The foo canvas has support for pixbufs which appear to be static images. A cursory scan og GDK pixbuf documenation give the impression these are not much used these days, and arfe authored by the same person as the foo canvas. There is a library which is 11 years old.

GDK pixmaps

These are Drawable objects and can be treated as off screen windows and look like a much better option - existing code can be used to draw on them. Note that they are already deprecated and we are advised to use Cairo instead, but given that that applies to most of the foo canvas this is hardly an issue. (NB we would not be able to upgrade to GTK 3).

One pixmap per column

Without changing the overall structure of the ZMap code it should be possible to create a pixmap per column and have existing code paint features on it. We would have to add in an extra layer to place pixmaps onto the canvas, but then scrolling should be instant and re-ordering and moving columns would not require features to be repainted, which will become important very soon when pipe servers make it out into the real world.

Work needed

Here we try to preserve existing code and data with the aim of inserting pixmaps with the minumum code written/ changed.

Speeding up the lasso and ruler

These are drawn as foo canvas items and require a redraw of the whole region when changed: ie they are not blitted. Without changing code if we operate pixmaps as the display technology this will be significantly faster.

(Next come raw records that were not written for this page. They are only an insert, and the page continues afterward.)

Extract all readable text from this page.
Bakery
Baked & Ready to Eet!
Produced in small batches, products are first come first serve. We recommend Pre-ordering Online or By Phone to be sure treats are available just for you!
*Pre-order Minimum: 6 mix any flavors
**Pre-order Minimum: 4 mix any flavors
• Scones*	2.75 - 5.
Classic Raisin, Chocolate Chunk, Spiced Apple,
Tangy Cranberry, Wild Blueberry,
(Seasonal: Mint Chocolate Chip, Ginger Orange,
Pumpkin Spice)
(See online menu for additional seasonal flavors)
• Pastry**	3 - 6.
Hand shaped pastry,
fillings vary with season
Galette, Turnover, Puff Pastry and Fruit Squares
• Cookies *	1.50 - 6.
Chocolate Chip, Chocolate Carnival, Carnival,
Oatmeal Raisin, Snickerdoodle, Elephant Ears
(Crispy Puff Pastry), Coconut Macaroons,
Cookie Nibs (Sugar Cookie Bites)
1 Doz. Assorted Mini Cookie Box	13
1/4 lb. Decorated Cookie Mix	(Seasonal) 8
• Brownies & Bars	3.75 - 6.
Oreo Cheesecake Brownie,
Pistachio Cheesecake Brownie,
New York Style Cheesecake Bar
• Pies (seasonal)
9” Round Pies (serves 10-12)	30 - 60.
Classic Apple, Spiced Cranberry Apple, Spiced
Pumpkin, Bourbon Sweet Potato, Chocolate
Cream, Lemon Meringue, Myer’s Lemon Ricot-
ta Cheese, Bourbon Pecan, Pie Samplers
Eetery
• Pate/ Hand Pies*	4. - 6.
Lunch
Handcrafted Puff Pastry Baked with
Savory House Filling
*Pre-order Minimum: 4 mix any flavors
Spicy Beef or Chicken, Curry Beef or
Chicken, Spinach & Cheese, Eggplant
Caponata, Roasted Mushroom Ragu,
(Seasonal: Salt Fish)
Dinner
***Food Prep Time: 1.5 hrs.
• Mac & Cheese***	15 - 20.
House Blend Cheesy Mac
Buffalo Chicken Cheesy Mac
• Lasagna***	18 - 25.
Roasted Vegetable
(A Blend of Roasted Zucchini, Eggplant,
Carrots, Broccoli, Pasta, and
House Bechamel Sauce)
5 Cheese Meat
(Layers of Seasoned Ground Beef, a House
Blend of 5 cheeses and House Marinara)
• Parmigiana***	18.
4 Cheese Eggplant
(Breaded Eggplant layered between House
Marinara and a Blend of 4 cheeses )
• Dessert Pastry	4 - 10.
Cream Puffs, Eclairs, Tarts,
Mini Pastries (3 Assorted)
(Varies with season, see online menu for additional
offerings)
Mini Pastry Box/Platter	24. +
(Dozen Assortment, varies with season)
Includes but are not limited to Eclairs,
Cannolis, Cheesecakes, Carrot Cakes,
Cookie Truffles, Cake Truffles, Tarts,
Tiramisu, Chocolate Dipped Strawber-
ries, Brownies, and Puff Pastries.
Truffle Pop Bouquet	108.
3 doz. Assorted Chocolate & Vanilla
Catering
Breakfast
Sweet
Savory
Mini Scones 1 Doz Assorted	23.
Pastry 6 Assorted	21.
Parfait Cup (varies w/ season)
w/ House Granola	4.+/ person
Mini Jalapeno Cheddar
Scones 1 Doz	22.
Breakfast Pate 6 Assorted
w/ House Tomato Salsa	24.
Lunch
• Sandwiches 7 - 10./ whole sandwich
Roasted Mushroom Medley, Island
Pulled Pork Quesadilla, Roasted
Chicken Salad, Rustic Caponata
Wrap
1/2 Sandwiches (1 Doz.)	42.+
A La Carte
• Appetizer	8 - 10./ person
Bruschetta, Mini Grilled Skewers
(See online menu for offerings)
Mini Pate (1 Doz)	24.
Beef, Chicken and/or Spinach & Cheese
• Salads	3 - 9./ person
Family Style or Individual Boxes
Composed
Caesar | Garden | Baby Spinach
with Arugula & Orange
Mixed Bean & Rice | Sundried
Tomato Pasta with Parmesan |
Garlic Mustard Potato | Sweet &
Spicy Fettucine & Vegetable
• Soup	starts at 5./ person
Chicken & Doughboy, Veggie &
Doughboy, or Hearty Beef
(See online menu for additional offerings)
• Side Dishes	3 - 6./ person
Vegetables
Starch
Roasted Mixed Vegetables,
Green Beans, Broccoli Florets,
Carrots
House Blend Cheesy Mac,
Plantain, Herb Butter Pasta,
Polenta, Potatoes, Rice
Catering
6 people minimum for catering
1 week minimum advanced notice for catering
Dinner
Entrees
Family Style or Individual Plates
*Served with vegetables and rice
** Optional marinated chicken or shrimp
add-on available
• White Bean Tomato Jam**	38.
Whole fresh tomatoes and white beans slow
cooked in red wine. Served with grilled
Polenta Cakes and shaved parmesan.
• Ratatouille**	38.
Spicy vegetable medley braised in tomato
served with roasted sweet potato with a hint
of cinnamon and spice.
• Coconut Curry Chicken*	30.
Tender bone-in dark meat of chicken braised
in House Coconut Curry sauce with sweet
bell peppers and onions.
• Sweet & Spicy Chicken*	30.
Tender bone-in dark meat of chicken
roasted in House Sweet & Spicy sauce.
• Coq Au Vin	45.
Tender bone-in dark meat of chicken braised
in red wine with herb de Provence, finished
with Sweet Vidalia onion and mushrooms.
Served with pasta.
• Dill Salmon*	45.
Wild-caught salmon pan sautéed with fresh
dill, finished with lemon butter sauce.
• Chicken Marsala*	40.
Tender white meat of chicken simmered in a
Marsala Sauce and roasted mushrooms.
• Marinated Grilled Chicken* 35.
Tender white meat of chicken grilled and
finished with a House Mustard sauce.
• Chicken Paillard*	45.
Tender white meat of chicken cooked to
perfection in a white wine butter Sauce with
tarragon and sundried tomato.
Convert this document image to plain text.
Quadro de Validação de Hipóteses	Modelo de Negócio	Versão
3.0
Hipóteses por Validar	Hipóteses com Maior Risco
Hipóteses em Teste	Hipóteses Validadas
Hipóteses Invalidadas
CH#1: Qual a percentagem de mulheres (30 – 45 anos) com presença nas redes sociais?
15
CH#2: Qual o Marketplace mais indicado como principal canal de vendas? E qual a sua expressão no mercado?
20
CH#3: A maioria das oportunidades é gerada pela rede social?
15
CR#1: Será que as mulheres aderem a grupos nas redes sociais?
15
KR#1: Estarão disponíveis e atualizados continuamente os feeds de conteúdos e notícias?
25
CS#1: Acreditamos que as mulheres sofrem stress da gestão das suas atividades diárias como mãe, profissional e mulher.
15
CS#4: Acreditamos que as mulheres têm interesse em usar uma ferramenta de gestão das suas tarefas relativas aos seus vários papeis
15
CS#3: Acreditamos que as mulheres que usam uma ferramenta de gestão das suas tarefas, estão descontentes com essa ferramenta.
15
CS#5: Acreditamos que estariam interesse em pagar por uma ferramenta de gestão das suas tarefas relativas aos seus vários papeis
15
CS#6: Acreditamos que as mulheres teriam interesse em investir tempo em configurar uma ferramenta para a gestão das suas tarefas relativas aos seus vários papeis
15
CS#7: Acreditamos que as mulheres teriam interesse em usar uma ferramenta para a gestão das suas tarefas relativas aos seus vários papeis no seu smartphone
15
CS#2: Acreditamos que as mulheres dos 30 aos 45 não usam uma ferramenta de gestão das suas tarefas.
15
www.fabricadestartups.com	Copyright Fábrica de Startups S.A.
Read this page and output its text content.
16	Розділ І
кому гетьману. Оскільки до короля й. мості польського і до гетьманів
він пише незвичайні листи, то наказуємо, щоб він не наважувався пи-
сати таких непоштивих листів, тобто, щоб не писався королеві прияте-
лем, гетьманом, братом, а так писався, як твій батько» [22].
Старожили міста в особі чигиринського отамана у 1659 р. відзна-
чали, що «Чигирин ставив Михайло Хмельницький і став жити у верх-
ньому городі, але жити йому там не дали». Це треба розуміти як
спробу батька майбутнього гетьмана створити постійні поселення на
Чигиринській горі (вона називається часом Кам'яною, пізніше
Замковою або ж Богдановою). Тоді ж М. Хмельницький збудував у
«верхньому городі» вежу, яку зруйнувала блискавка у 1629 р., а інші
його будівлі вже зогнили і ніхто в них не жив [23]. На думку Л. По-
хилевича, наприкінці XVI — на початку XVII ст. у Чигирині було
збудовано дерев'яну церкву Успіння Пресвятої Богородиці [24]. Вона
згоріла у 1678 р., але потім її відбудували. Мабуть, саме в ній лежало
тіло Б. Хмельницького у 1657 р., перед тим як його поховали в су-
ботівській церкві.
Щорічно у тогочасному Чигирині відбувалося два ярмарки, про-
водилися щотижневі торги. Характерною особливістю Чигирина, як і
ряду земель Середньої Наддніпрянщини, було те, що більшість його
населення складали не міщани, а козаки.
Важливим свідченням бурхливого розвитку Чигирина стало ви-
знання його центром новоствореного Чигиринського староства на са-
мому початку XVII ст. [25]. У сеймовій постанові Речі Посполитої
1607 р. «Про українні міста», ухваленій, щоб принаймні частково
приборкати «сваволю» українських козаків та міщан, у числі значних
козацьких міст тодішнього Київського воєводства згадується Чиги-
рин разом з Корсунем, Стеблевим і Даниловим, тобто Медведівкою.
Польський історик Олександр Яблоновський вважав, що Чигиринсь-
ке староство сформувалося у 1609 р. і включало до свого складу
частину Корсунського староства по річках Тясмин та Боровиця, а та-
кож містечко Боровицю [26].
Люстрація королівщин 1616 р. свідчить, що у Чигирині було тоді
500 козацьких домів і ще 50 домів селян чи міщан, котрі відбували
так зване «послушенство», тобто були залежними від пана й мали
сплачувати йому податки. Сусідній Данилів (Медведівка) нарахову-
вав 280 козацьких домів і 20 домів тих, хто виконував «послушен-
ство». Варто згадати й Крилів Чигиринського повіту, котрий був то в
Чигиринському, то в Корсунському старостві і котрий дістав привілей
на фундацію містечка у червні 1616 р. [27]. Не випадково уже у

Another way to speed up the ruler would be to implement a 1-pixel deep tooltip (if possible), assuming that this would be displayed by X with bit-blitting. (if not then no performance improvement).

Resolving issues on focus code

Currently when a column is selected the Canvas items are sorted and a selected feature is highlit a) by changing the colour and b) moving it to the start of the column's list of features. When unhighlit it is moved back into place, but with multiple highlight this is a problem. Highlit items can be displayed on top of pixmaps in the window's foo canvas and this provides a way to add or remove highlight without affectng the order of features in the canvas. These features would be flagged to not respond to mouse events and pass them onto the underlying pixmap/ foo canvas combo.